Black w/ Plants: Nutrition Q&A with Alexis Atkins

January 2019–January 2020, Black with Plants will publish q and a on mental health + community building with botanists, college dropouts, horticulturalists, plant care specialists, natural hair experts, social justice advocates, sound therapists, etc. across the thirteen hardiness zones in the United States and African diaspora.

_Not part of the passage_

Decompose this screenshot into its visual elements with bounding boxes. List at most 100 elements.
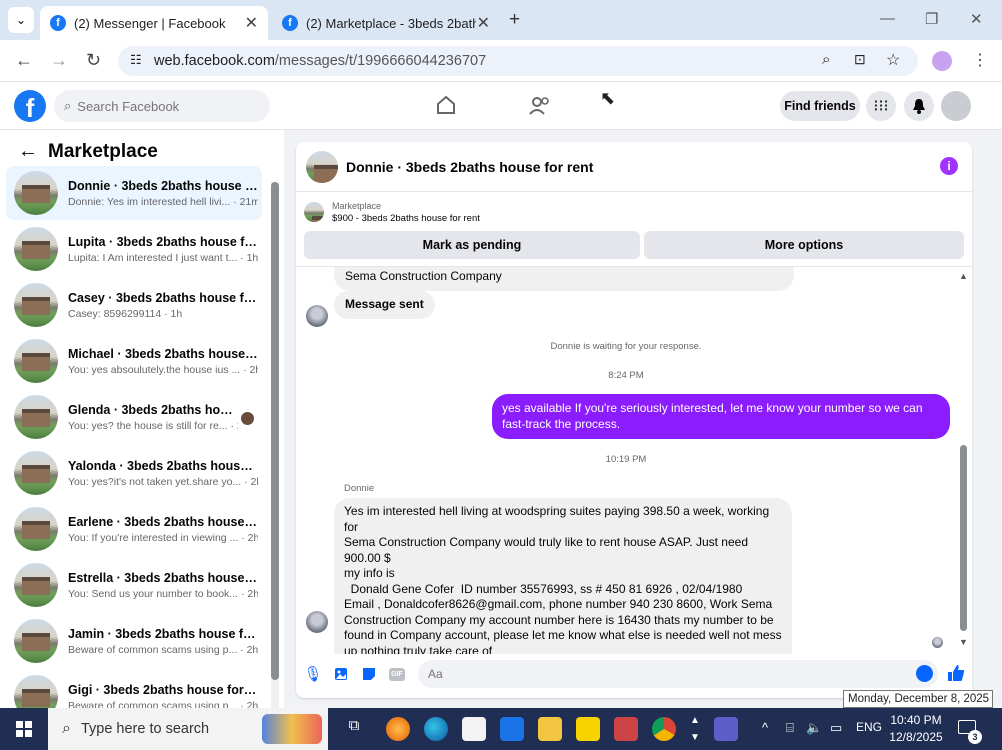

What do you want readers to know about Nutrition? Washington, D.C., + its Public Health? Or a creative project that you are working on? and the role of community building, and its impact on mental health?
 
I want readers to know that obtaining proper nutrition education can be emotionally, mentally and physically healing. By consuming whole foods and fresh vegetables and fruits that are full of essential nutrients, you can nurture your body from the inside out. But this can’t happen unless we start educating our community about how to build those healthy habits. By fostering a strong community focused on improving health standards we can subsequently provide the strong support system needed to positively impact the stigmas surrounded around mental health.
 
What about the opportunity to display foliage, etc. online (specifically via IG) first interested you in committing your time and energy to plant care-taking?
 
At a surface level, plants are beautiful to look at. They come in diverse styles. They come in an array of colors and sizes. But I think plant care-taking goes way beyond aesthetics.
 
When it comes to nursing plants, there are so many aspects that you have to monitor so that the plant will thrive. If the soil is dry, you have to water it. If the plant seems to be wilting, you may adjust the sunlight.
 
Plant care-taking is all about being intuitive, paying attention to what each plant needs and mastering balance. I find the symbolism to be inspirational. I am in my mid-twenties trying to master these concepts now as a part of my own self-care journey. This is why I am committed to taking care of plants to form my own perfect oasis.
 
What do you think are the five key characteristics of a successful place?
 
A successful place has a clear vision, is cared for, has a loving community, promotes collaboration and is filled with natural light and plants.
 
Community engagement is a significant obligation of direct service. With that in mind, can you tell us about your experience in engaging with your contacts day-to-day? Do you notice services rendered positively affecting your contact’s psychological well-being?
 
Engaging with my community is an invaluable experience. In fact, I think that having the opportunity to connect with people is really the initial building block of community. It allows me to exchange stories, ideas, and goals. This interaction enables me to really pinpoint what my community needs. In turn, I am able to provide a service that directly suits my community’s needs. I have a passion for nutrition education including education on cost-efficient healthy eating and how to navigate the world of non-toxic living. I believe that by empowering the people around me with the tools to take control of their health, it will ultimately improve their psychological well-being.
 
Would you be willing to share a memorable moment from 2018?
 
Of course! I think one of the most memorable moments from 2018 was my acceptance into college to obtain my masters in nutrition. I think this moment stands out to me the most because I finally felt like I got the green light from the universe to pursue something that I am incredibly passionate about.
 
Your perspective is invaluable. Thank you for distilling your talents, sharing your time, and contributing to the local economy. Can you tell readers a little bit about your perspective on securing space for psychological healing and/or wellness?
 
Securing space for psychological healing and wellness is crucial to the betterment of society. But I I believe that these spaces can be accessible and cost-effective. It’s not always about having a fancy fitness center or an incredible organic smoothie bar in a space.
 
Sometimes it’s just about creating engaging communal spaces that encourage people to talk to one another. It’s also about giving people the necessary resources to get the tools they need to have a positive relationship with their psychological health and creating a sustainable wellness routine. This can be through educational wellness workshops, creating a network of specialists that are well-versed in mental health or even through open conversations. The more that we can create a platform and a space for psychological health initiating, the faster that we can eliminate the stigma behind what it looks person-to-person.
 
What does it mean to value a friend as you would value a partner (which is counter-hegemonic)? Is  friendship the missing linchpin required to engender the realization of socio-cultural value?
 
My generation has come to create its own definition of valuable relationships whether it be through friends or chosen families. The concept of valuing partners above platonic relationships stems from heteronormative mores where intimacy and affection are only reserved for your intimate partners.
 
Friendships, chosen families, non-monogamous, non-binary relationships are transforming our socio-cultural values. As a generation, we have decided that we will hold friendships close to our hearts as we would a partner. Our friends are our partners. We feel fulfilled by these relationships because they provide meaningful support, love, and positivity.
 
It’s not necessarily that friendships have been the “missing” linchpin it’s that they were undervalued and sometimes hidden. Friendships have and always will be the crux of our growth as human beings. To make the partnership dynamic truly counter-hegemonic we must hold our partners to the same values we hold our friendships. 

Final thoughts from Alexis Atkins. (@afrotouille):

Black Health Matters. Black Wellness Matters. Black Voices Matter. Black Lives Matter.